Queues which use the interactive nodes

The interactive queues are intended for interactive sessions, including licensed applications which ATS has purchased for general use. These queues include ATS-contributed nodes which are not included in the 14-day, 24-hour or express queues. See How to Get an Interactive Session through GE for more information.

  • Sessions have a 24-hour time limit.
  • Available to all users on the Hoffman2 Cluster.
  • Limited to 8 processors per user.
  • Sessions should start immediately in these queues depending on number of processors requested. Immediate startup of interactive sessions is guaranteed for sessions requesting a single processor. Please send email to atshpc@ucla.edu in case all requirements are met and an interactive session has not started within one or two minutes.

Express queue

The purpose of the express queue is to increase the availability of shared resources to user's batch jobs, and increase the overall utilization of the cluster. Although no active users are excluded from using the express queue, it is general campus users who benefit by being able to concurrently run a larger number of jobs. See Express queue for more information.
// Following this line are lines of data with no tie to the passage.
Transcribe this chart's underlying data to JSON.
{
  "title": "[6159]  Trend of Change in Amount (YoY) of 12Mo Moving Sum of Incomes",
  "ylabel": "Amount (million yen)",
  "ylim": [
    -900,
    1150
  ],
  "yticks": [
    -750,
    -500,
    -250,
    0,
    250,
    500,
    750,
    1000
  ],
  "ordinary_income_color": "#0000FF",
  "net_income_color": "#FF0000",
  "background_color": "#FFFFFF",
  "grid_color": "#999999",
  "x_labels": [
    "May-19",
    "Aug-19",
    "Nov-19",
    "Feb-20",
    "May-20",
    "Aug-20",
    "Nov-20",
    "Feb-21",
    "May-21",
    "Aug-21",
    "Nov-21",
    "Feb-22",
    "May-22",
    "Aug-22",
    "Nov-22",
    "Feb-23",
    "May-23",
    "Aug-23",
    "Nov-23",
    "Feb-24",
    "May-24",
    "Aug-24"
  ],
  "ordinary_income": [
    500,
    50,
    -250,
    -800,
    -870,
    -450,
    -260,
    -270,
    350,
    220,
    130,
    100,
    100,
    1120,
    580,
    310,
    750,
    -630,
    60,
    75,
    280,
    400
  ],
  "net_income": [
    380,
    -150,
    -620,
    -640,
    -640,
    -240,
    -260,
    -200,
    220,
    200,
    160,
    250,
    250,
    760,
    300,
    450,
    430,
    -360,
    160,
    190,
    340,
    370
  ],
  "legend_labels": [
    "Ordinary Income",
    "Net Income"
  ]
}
  • Jobs have a 2-hour time limit.
  • Available to all users on the Hoffman2 Cluster.
  • Each job or array jobtask must run on a single node.
  • There is no guaranteed start time. Jobs usually start running within 5-10 minutes.

Checkpointing

Programs that require more than 24 hours to complete and which need to run in queues limited to 24 hours should checkpoint before 24 hours is up so that they can be continued later.

Special Requests

If your account is in the general campus group and your program for some reason absolutely requires more than 24 hours to run and cannot be stopped and restarted in the 24 hour time frame, you can make a special request to have it run for a longer period of time. Send your request by email to atshpc@ucla.edu. Include the following in your request:

  • Your name
  • Your sponsor or Principle Investigator's name
  • Your login id
  • An explanation of why access to a longer duration queue is critical for your work.
  • How long your job needs to run (e.g., 3 days).
  • The duration of your request (i.e., how many days or weeks will you need to be able to access this queue).

ATS staff will respond to requests during normal business hours.

January 2011